“Experiments on the ground have demonstrated remarkable performance potential, with peak throughput exceeding 4 Gb/s.”
Since 2019, a consortium comprising Orange, the French rail company SNCF and Nokia, together with the French national frequency agency (Agence nationale des fréquences — ANFR), has been experimenting with 5G performance in the 26 GHz frequency band, which is yet to be made available. The technological leap toward the millimeter wave bands is looking promising.
Like the previous generations of mobile networks, 5G will eventually deploy across a number of frequency bands. In France, while commercial 5G is most commonly available in the 3.5 GHz band, in future it will be available at frequencies toward the top end of the spectrum, in the so-called millimeter wave (mmWave) range, in particular the 26 GHz band.
From Theory to Practice
Carriers are pondering how the new frequency band will improve the raw performance of 5G in terms of coverage, throughput, latency and associated services.
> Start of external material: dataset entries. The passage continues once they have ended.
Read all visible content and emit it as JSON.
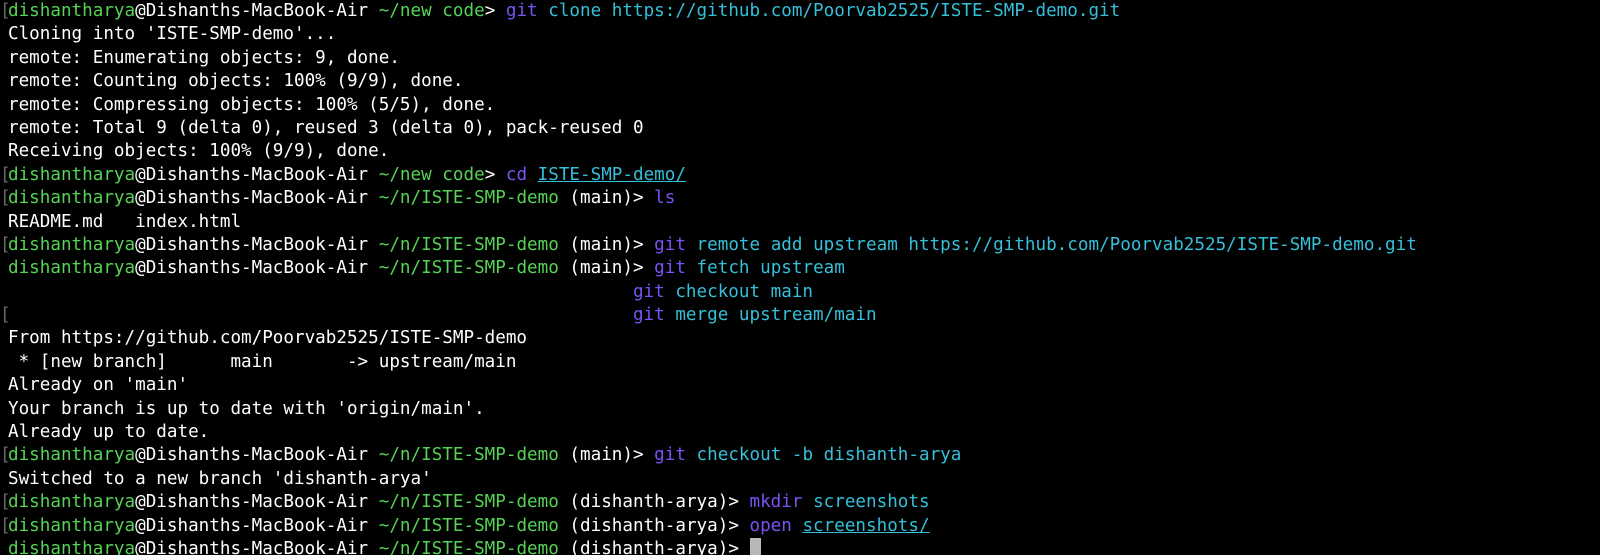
{
  "colors": {
    "background": "#000000",
    "prompt_user": "#55d355",
    "prompt_path": "#55d355",
    "command": "#7a52f5",
    "argument": "#35bfd9",
    "output": "#ffffff",
    "cursor": "#b8b8b8"
  },
  "prompt": {
    "user": "dishantharya",
    "host": "@Dishanths-MacBook-Air",
    "path_new_code": "~/new code",
    "path_repo": "~/n/ISTE-SMP-demo",
    "branch_main": "(main)",
    "branch_dishanth": "(dishanth-arya)",
    "symbol": ">"
  },
  "lines": {
    "l0": {
      "cmd": "git",
      "args": "clone https://github.com/Poorvab2525/ISTE-SMP-demo.git"
    },
    "l1": "Cloning into 'ISTE-SMP-demo'...",
    "l2": "remote: Enumerating objects: 9, done.",
    "l3": "remote: Counting objects: 100% (9/9), done.",
    "l4": "remote: Compressing objects: 100% (5/5), done.",
    "l5": "remote: Total 9 (delta 0), reused 3 (delta 0), pack-reused 0",
    "l6": "Receiving objects: 100% (9/9), done.",
    "l7": {
      "cmd": "cd",
      "link": "ISTE-SMP-demo/"
    },
    "l8": {
      "cmd": "ls"
    },
    "l9": "README.md   index.html",
    "l10": {
      "cmd": "git",
      "args": "remote add upstream https://github.com/Poorvab2525/ISTE-SMP-demo.git"
    },
    "l11": {
      "cmd": "git",
      "args": "fetch upstream"
    },
    "l12": {
      "cmd": "git",
      "args": "checkout main"
    },
    "l13": {
      "cmd": "git",
      "args": "merge upstream/main"
    },
    "l14": "From https://github.com/Poorvab2525/ISTE-SMP-demo",
    "l15": " * [new branch]      main       -> upstream/main",
    "l16": "Already on 'main'",
    "l17": "Your branch is up to date with 'origin/main'.",
    "l18": "Already up to date.",
    "l19": {
      "cmd": "git",
      "args": "checkout -b dishanth-arya"
    },
    "l20": "Switched to a new branch 'dishanth-arya'",
    "l21": {
      "cmd": "mkdir",
      "args": "screenshots"
    },
    "l22": {
      "cmd": "open",
      "link": "screenshots/"
    }
  }
}
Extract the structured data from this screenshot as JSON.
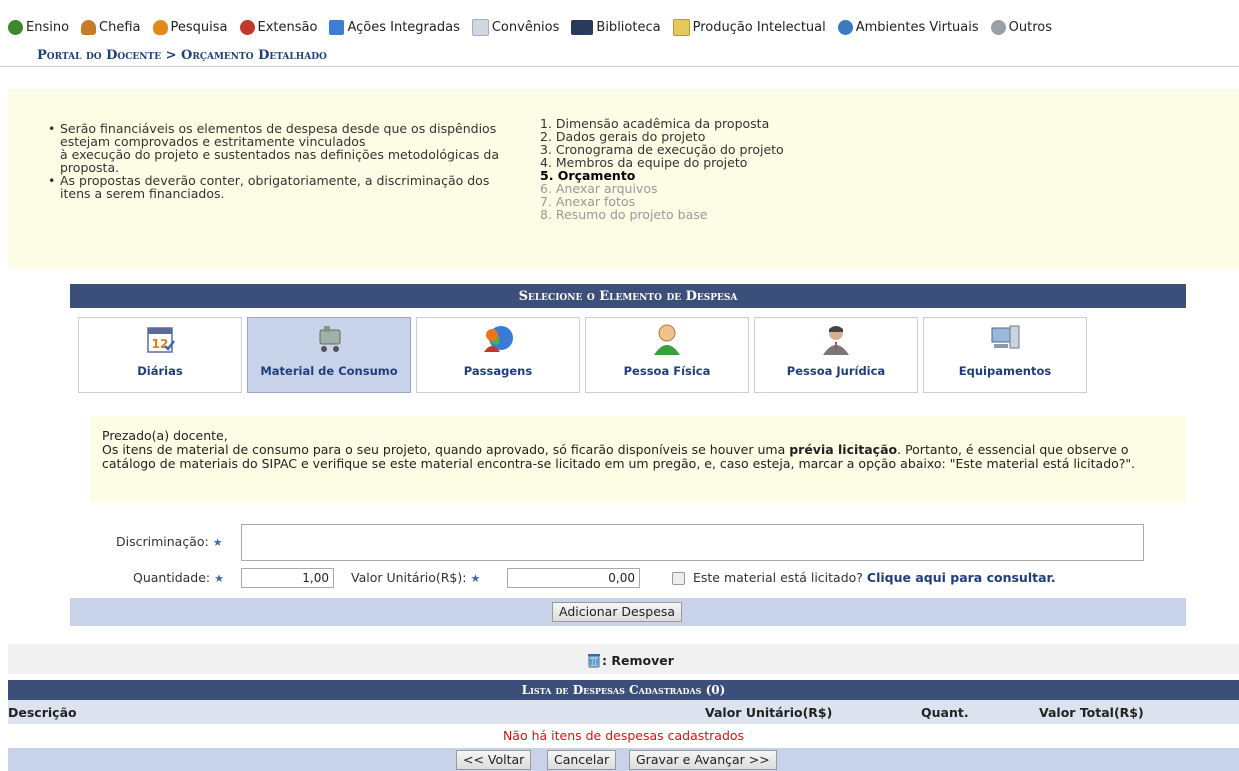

Orange felt that the train station in Rennes, France, would be the ideal testing ground for this and entered into a partnership with SNCF, leading both companies to reflect on what 5G could offer their customers and teams. Meanwhile, France’s electronic communications and postal regulatory authority (Autorité de régulation des communications électroniques et des postes — ARCEP) has launched a special trial platform where licenses for 26 GHz band frequencies are awarded for experimental purposes. In October 2019, ARCEP accepted the project put forward by the Orange, SNCF and Nokia consortium (for network devices). “Our research teams have been studying the features of the 26 GHz band in the lab for some years now,” says Christian Gallard, Project Manager at Orange. “But we needed to test them out on the ground to prove that our previously theoretical observations worked in practice. The 26 GHz band has some surprising features. The higher the frequency band, the less coverage you can provide. But there is greater bandwidth, meaning you can provide higher throughput. Another feature of mmWaves is that they can be blocked by any kind of physical obstacle that stands between the transmitting antenna and the terminal connecting to it.”
Results Beyond Expectations
When it first launched, the experiment focused on performance testing using Sony mobile devices that support 26 GHz. Early testing on the ground revealed outstanding performance, with peak throughput of nearly 1.8 Gb/s. After a software update on the network and some optimization work, the downlink capacity even exceeded 4 Gb/s, and uplink capacity leveled at around 250 Mb/s.
“We also found that this frequency band provided coverage over a wider area than we expected. Despite observing the phenomenon whereby the signal is blocked, it can reach the terminal by bouncing off glass or metal walls. The ANFR, our collaborator on the project, also put in place measures confirming that the exposure levels are well below the limits permitted in France.”
Focus on New Uses
The project subsequently focused on the experience that could be offered with 5G in the 26 GHz band, through service and use-case testing. The service testing involves a device instantly downloading media from a Sony smartphone connected to a server via a mobile application, and multimedia content provided by the startup FastPoint. The future availability of such services to the general public will mean that users can download content instantly before departure when traveling and then view it on board without being connected, so as not to take up bandwidth on the train WiFi network or mobile network near the train lines.
The use-case testing looks at the SNCF business need, focusing on augmented reality for maintenance works. With the help of glasses designed by the Rennes-based company AMA, this system enables a technician working at a self-service terminal can submit a request for remote support. Images captured by the glasses can be transmitted in real time to an expert at the other end of the station who can then superimpose comments or notes on the technician’s field of view in order to guide them. You only have to imagine the scenario at a train station when you’re setting off on vacation, or in a maintenance center that involves a number of technicians all connected to the same network at the same time, and you can see the value of the increased capacity offered by 5G when deployed on the 26 GHz band.
Upgrading the Ecosystem
The experiment taking place at the train station in Rennes is also an opportunity to shape, develop and promote the ecosystem’s stakeholders. There is a trade-off to being awarded these 26 GHz frequencies: those who benefit from it open their platforms up to companies, developers and start-ups, among others, so that they can use them to test their solutions as well. “Over and above all the lessons we are learning from this project, it is also proving to be a successful driver of co-innovation,” says Gallard. “We have even decided to pick up the pace by drafting a new project proposal, this time away from the train station. The aim is to bring this 5G connectivity in the 26 Ghz band to the two SNCF technicentres in Rennes, where we will explore new use cases for local technicians based on Industry 4.0 solutions. From a technical perspective, the first 18 months of experiment have reinforced the idea that the use of the 26 GHz band for 5G would be a valuable add-on for deployment in densely populated areas. Introducing this local connectivity in train stations, airports, stadiums and elsewhere will bring new services to users and provide even more capacity in these highly localized areas with a very high density of network connections.”